When it comes to home add-ons, a sunroom enclosure can be one of the most fun. What's not to love about a room that allows you to enjoy the indoors and the outdoors at the same time? But one of the reasons that you take steps to block the sun – and with it, your view of the outdoors – in the main part of your house is because if you didn't, you'd end up paying a fortune in heating and cooling costs. How can you make sure that your sunroom is energy efficient so that you don't lose money on your new addition? Take a look at some tips that can help.
For a sunroom, the windows are the biggest thing that you need to consider. You may be planning a sunroom with one completely glass wall and two aluminum walls, or you may be planning glass on three sides of the enclosure. Either way, you're going to let in a lot more light than you would in the average room, and you need to figure out how to manage it.
While double paned windows are fine for the rest of the house, triple paned windows are a better option for a sunroom. The extra pane of glass not only provides a thicker barrier between you and the sun, it also allows for an extra layer of insulating gas. Argon is the insulating gas most commonly used between panes of glass, and while you would only have one layer of argon in a double paned window, you will have two if you choose three panes.

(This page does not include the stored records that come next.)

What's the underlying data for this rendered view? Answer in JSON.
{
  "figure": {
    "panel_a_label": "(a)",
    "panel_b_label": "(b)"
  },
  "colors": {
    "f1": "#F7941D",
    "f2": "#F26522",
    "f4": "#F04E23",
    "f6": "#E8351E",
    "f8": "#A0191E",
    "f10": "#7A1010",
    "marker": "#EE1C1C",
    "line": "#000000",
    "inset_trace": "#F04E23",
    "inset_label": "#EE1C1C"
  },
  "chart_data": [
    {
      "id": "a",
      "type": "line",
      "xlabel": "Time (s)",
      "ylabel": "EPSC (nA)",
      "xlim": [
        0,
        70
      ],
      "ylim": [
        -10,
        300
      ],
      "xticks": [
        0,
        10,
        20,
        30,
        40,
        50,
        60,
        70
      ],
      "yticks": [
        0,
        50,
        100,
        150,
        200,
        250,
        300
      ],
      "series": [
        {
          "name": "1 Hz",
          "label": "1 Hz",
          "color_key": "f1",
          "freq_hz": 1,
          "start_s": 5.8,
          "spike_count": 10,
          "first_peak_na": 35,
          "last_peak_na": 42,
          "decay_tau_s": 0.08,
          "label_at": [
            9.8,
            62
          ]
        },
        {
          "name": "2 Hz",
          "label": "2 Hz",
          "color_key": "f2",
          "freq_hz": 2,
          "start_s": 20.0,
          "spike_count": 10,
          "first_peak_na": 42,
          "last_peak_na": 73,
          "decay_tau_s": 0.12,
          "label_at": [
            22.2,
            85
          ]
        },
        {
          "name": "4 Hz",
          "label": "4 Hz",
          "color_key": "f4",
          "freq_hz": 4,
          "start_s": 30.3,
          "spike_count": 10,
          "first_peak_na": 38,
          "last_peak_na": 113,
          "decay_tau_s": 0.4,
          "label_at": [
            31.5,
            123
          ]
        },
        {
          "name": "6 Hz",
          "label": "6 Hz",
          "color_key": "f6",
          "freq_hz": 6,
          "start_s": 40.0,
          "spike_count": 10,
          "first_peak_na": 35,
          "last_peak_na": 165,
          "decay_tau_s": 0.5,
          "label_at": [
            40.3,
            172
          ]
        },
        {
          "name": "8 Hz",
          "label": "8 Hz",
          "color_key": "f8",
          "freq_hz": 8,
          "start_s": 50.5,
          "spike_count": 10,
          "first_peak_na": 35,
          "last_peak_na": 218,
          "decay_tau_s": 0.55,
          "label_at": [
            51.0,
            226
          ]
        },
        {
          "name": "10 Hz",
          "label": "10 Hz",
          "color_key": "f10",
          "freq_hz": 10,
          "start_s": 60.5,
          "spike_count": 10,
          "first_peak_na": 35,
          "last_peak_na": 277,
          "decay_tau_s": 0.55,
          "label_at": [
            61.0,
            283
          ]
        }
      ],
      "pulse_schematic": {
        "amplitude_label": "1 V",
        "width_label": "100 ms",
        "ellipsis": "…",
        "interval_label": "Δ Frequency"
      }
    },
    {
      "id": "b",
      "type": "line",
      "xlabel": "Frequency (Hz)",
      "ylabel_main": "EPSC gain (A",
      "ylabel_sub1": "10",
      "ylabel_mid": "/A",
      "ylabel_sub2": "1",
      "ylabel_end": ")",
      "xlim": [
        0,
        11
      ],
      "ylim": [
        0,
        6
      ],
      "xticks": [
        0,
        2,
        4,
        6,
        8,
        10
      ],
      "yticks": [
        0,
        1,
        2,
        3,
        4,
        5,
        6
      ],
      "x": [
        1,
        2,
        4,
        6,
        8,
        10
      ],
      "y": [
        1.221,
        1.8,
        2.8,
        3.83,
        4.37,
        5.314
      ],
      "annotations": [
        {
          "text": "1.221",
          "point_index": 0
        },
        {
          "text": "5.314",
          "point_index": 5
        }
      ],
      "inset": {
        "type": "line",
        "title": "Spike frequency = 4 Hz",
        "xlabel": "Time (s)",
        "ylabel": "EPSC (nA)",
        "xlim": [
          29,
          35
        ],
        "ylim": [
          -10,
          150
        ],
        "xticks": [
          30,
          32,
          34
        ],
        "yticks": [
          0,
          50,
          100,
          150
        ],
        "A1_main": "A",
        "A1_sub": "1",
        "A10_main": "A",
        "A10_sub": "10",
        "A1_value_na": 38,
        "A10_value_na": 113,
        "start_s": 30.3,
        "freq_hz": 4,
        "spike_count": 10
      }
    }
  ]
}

One final thing that you can do to make sure that your windows are energy efficient is have them coated with a thin metal that deflects the sun's glare. These metal coatings – usually titanium oxide or silver – are not visible, but their presence reduces the effects of the sun. Combining all three of these factors – triple panes, insulating gas, and coatings – will give you the most energy efficient glass possible for your sunroom.
One way of making your sunroom a comfortable space is by adding thermal mass – dense materials that will absorb and conduct heat that does make its way into your sunroom when the sun is shining. There are many ways to do this. A simple way is with your sunroom's flooring. Skip lighter weight carpeting or wood, and use stone, concrete, or heavy tile for the floor of your sunroom. Not only will you give the room a unique look, you'll provide thermal mass.
If you're looking for something a little more creative, you should consider adding a water wall to your sunroom. This is a wall made up of water vessels like paint cans,55-gallon drums, pipes, or fiberglass tubes. The water vessels, and the water inside of them, holds onto the heat and releases it slowly. This is a trick sometimes used to create heat sinks in greenhouses, and it could work equally well in your sunroom. Have fun with it by painting the water vessels in bright colors that match your sunroom's décor.
It's a good idea to consider plants both outside and inside of the sunroom. Careful landscaping outside of the sunroom can increase the room's energy efficiency. Plant shade trees and shrubbery outside of the sunroom to help deflect some of the most direct rays. You'll save energy and beautify your view at the same time.
It's not a bad idea to have some potted plants inside of your sunroom as well. With so much light allowed inside, sunrooms are very conducive to the growth of many plants. Indoor plants improve air quality by absorbing carbon dioxide. Having a few plants in your sunroom can be good for your health and reduce your stress level.
If you've been putting off adding a sunroom because of the potential heating and cooling costs, there's no need to wait any longer. There are many strategies that will allow you to enjoy a sunroom without paying a fortune in energy bills. Ask your contractor about the most energy efficient strategies for building your sunroom.